Balena incident

Elevated Device URLs/VPN Errors

Minor Resolved View vendor source →

Balena experienced a minor incident on November 19, 2024 affecting Cloudlink (VPN), lasting 1d 4h. The incident has been resolved; the full update timeline is below.

Started
Nov 19, 2024, 10:00 AM UTC
Resolved
Nov 20, 2024, 02:01 PM UTC
Duration
1d 4h
Detected by Pingoru
Nov 19, 2024, 10:00 AM UTC

Affected components

Cloudlink (VPN)

Update timeline

  1. investigating Nov 19, 2024, 07:29 PM UTC

    We're experiencing an elevated level of errors in our Device URLs and VPN infrastructure and are currently looking into the issue.

  2. identified Nov 19, 2024, 08:32 PM UTC

    The issue has been identified and a fix is being implemented.

  3. monitoring Nov 19, 2024, 09:24 PM UTC

    A fix has been implemented and we are monitoring the results.

  4. resolved Nov 20, 2024, 02:01 PM UTC

    This incident has been resolved.

  5. postmortem Nov 22, 2024, 02:06 PM UTC

    We observed degraded Cloudlink \(VPN\) connections following several subsequent API release deployments.

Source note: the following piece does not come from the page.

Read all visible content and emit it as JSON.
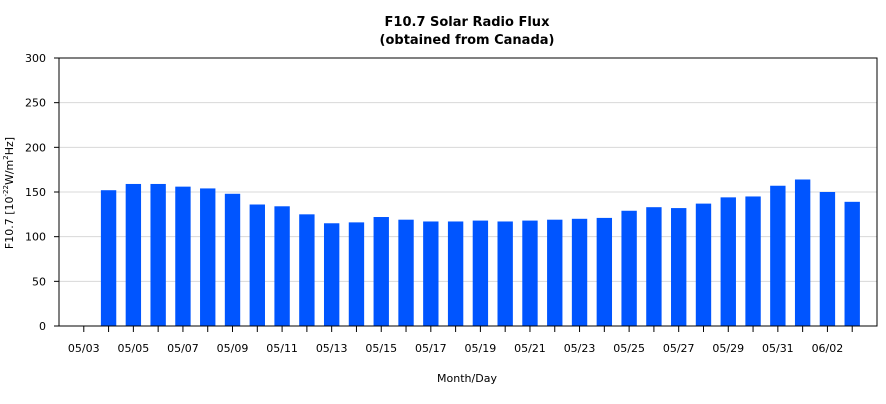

These were spread out over the course of a day, and took some time to settle without any manual intervention. This is generally referred to as a "thundering herd" when 1000s of devices are attempting to connect to a new node at the same time and get rate limited. Upon investigation we found that when we are running at peak usage, the load balancing policies in place for our TCP Cloudlink connections were not optimized to avoid proxying through nodes that were scaling up and scaling down during deploys. Due to the nature of TCP, even though our Cloudlink instances were largely unmoved, the proxied TCP connections were being interrupted by the shuffle of other backend services. We have since implemented some changes to our load balancers to only route TCP Cloudlink traffic via nodes that have online and ready Cloudlink pods running. We are also in the early stages of enabling UDP connections for this endpoint and will announce more details in the future.